マーサも此方の心情を察してくれたのだろう。
これ以上、何も聞かれることはなかった。
その事に安堵している自分が居た。
やはりまだ何かがある度にフレデリックを思い出してしまう。
マーサに話を聞きながら、懸命にメモを取っていた。
想像以上に、自分でやらなければならない事は多そうだ。
彼女の話が丁寧で分かりやすい事が救いだろうか。
その後、部屋に案内してもらった。
以前の部屋よりずっと狭いけれど、とても落ち着く場所だと思った。
少ない荷物を置いて、整理していく。
部屋の中にはシングルのベッドが一つ。
ゼルナの話をマーサから聞いて、同室は有り得ないだろうと思っていたが、やはり想像通りのようだ。

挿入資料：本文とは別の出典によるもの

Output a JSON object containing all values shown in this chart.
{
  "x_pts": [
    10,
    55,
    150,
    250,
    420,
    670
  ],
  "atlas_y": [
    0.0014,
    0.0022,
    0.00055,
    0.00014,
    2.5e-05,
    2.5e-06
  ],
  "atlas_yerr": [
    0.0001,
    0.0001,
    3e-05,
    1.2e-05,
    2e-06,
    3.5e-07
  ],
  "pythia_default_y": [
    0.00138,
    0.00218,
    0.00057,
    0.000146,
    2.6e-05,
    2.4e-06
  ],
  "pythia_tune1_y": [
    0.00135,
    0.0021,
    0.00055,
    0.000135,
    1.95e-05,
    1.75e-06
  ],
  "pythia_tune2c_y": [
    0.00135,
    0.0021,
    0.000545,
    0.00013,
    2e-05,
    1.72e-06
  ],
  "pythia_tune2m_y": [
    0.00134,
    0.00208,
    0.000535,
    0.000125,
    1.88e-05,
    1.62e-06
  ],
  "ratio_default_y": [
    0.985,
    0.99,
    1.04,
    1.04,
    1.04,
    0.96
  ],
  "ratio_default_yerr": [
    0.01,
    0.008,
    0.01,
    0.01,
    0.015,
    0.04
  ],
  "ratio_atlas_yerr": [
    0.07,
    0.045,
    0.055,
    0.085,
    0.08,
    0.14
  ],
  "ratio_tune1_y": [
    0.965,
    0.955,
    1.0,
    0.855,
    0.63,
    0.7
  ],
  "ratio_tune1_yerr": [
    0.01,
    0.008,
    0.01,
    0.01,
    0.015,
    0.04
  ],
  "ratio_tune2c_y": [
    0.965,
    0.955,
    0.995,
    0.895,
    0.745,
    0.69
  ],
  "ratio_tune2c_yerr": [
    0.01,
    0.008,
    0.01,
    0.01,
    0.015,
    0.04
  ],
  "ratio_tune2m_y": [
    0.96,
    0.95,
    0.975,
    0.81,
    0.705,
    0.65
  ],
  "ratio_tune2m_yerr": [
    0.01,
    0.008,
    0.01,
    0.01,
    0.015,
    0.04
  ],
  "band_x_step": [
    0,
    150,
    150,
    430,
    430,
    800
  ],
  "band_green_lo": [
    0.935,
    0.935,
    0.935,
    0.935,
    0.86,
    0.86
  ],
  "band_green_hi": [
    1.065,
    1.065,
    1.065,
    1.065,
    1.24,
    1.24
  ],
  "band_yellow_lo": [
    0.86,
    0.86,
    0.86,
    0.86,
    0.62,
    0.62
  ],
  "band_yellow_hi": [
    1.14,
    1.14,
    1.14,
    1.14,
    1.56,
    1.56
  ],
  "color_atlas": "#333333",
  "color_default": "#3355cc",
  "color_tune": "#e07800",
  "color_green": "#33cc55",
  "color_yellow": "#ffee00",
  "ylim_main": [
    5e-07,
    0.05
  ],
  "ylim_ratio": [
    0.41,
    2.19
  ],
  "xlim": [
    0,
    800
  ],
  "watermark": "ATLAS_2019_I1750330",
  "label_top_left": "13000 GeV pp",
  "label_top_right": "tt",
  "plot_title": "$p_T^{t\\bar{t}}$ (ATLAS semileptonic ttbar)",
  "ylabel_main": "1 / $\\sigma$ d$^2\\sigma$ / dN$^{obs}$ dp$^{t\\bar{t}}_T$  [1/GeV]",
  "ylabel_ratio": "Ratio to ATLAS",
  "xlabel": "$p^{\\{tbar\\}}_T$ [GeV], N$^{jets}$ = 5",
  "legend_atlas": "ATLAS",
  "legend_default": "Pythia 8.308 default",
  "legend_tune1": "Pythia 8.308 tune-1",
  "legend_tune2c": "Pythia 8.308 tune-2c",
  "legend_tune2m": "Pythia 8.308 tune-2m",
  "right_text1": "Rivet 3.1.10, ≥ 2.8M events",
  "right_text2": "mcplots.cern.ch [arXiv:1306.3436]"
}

けれど、まだ気持ちの整理がつかない今の自分にとっては何よりも有難い事だった。
新しい場所で、何事もなく新しい生活が始まっていく。
(……早く馴染めたらいいな)
不安と期待が混在していた。
ふと、鏡に自分の姿が映る。
以前のように椅子を引いてくれる侍女は居ない。
自分で椅子を引いてから腰を下ろした。
毎晩、静かに泣き腫らしていた目元にはほんのり赤みが残っている。
「ふふっ……酷い顔ね」
思わず笑ってしまった。
最近は食事も喉を通らなかった。
当然のように話しかけてくるジャネットの顔を見る度に、嫌な気持ちが込み上げてきたからだ。
「大丈夫……きっと、上手くいく」
言い聞かせるように呟いた。
胸を押さえてホッと息を吐き出した後に、無理矢理笑顔を作った。